April 9, 2005
EDITORIAL
Killing Off Housing for the Poor
The Bush administration pays lip service to the goal of "ending chronic homelessness" - while undermining the very programs that keep poor people from ending up in the streets. The Housing and Urban Development Department is proposing unreasonable cuts in federal subsidies, which would make it harder for underfinanced housing authorities to keep their developments livable and safe. And a proposal in Congress would make it harder for the poor to get rental subsidies from Section 8, the public-private partnership that underwrites rents for nearly two million of the country's low-income families and encourages builders to develop affordable housing.
This meat-ax approach has to stop. Congress needs to understand that poor people won't just disappear when the housing that serves them dries up.

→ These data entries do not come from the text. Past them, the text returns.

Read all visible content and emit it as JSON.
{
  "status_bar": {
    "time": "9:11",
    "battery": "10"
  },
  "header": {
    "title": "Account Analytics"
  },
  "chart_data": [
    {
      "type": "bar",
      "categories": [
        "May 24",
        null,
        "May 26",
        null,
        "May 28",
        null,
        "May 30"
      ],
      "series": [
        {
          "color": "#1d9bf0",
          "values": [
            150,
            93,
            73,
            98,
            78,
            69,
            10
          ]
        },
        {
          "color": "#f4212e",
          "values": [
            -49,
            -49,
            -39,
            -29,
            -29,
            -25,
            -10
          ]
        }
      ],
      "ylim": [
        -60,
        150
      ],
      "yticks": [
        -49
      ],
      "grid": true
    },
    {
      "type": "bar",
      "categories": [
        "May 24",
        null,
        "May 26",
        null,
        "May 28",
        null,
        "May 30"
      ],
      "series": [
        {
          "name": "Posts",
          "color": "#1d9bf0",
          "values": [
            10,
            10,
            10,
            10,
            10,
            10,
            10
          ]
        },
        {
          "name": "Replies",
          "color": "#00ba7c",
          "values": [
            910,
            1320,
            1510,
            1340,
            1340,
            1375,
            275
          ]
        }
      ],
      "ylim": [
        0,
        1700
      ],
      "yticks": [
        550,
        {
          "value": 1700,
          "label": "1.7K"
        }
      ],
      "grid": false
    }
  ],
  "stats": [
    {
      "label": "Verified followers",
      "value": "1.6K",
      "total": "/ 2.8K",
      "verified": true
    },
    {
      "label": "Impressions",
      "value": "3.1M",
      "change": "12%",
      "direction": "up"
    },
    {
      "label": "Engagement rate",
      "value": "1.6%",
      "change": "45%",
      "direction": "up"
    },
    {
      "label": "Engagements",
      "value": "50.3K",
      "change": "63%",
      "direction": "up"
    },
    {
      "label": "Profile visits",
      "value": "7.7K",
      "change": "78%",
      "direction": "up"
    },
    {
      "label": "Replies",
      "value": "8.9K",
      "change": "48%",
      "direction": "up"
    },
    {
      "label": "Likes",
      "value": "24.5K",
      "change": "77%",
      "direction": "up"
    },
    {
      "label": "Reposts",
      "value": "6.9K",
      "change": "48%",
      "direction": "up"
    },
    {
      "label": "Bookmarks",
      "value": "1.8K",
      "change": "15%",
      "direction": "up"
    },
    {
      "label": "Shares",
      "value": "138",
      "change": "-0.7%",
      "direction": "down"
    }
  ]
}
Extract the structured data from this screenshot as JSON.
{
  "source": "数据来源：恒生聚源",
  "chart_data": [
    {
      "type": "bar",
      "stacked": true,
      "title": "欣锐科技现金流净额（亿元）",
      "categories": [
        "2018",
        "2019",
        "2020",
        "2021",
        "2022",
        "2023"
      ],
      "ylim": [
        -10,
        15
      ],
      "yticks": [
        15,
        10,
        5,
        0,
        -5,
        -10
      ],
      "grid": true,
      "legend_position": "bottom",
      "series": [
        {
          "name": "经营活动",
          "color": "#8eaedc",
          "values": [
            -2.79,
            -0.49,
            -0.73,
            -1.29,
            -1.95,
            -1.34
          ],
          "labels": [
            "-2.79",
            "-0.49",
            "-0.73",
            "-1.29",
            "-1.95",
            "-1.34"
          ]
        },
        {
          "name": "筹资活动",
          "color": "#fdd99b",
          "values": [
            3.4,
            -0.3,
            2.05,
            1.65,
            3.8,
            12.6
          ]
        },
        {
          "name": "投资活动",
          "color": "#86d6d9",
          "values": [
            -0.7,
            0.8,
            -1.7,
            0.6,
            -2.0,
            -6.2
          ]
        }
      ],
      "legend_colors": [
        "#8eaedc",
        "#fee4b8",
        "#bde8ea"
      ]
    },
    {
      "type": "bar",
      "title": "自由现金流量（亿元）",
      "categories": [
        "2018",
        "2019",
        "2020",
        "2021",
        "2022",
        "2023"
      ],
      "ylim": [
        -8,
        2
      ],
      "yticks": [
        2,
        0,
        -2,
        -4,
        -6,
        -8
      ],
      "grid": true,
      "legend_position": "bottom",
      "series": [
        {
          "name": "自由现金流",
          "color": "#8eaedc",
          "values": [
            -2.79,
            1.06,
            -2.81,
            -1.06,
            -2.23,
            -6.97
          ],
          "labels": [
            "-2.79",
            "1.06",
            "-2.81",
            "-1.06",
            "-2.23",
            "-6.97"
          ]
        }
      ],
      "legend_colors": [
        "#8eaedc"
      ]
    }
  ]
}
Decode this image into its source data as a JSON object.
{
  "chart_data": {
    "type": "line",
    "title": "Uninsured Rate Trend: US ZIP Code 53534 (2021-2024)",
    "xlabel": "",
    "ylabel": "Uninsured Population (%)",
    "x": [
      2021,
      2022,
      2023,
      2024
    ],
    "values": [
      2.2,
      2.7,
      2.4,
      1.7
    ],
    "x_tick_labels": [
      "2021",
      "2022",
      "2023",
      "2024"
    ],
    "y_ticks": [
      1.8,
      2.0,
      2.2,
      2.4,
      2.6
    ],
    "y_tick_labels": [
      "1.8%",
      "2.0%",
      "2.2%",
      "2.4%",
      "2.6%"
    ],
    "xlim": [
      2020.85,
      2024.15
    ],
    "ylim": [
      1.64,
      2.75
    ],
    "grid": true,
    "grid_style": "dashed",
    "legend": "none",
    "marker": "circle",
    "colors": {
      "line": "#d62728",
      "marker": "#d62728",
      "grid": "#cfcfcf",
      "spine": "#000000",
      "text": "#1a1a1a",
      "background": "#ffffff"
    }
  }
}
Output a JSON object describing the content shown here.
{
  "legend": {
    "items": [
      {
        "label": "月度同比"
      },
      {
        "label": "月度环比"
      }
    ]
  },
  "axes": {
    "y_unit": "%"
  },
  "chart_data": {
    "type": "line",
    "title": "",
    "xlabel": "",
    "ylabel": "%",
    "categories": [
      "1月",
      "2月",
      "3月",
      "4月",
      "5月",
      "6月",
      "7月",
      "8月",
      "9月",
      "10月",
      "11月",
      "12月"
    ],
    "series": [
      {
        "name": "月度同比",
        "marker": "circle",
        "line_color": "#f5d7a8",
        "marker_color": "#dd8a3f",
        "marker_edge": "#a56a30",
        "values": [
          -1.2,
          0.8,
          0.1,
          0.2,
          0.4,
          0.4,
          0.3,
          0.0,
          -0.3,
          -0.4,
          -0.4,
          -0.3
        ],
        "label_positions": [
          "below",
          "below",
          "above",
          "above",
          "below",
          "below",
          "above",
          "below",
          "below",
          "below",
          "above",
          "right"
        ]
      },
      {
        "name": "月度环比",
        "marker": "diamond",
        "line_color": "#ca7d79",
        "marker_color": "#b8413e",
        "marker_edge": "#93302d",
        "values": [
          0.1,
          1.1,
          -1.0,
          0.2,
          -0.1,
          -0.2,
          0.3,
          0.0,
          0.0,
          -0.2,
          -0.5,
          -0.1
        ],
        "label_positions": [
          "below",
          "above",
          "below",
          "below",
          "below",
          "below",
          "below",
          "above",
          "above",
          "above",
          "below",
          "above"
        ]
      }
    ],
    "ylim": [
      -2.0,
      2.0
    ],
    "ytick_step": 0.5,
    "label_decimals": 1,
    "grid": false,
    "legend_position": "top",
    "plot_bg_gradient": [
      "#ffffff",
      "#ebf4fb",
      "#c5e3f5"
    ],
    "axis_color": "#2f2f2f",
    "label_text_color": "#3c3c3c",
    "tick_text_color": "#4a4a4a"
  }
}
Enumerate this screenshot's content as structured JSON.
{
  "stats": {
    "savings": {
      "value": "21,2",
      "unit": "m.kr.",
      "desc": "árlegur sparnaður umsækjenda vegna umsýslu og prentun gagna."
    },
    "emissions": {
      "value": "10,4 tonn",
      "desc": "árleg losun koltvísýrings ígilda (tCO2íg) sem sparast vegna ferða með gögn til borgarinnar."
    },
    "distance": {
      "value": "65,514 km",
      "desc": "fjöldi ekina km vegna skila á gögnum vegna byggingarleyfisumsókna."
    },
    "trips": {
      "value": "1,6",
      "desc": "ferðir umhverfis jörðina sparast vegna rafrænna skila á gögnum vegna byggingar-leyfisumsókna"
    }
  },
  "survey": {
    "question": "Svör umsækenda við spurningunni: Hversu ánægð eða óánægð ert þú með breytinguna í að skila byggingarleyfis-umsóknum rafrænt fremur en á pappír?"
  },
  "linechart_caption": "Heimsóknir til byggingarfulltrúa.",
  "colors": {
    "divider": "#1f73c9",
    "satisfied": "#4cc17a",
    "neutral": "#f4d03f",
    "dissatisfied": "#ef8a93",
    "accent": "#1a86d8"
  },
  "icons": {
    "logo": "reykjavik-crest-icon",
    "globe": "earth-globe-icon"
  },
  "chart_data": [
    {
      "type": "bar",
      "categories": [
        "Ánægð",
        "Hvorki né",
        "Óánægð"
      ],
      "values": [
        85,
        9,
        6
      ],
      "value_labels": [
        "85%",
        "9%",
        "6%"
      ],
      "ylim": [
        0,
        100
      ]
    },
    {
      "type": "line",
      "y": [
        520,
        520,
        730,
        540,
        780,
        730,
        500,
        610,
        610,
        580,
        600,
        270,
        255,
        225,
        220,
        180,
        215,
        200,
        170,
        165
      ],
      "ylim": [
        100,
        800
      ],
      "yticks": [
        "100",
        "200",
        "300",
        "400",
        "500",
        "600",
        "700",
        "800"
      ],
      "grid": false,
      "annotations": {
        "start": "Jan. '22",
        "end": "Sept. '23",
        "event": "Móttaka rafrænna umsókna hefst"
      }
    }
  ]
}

The problem appears to have gotten the attention of the Senate, where bipartisan support is coalescing around a proposal for a national housing trust fund that would set aside a small portion of the pretax profits from Freddie Mac and Fannie Mae. Modeled on similar mechanisms that have worked well at the state and local levels, the federal version would be used to build, preserve and rehabilitate affordable housing all over the country.
Given the need, it makes sense to plow money from housing right back into the same area. The trust fund proposal deserves wide support. In the meanwhile, the administration should stop hacking away at housing for the poor.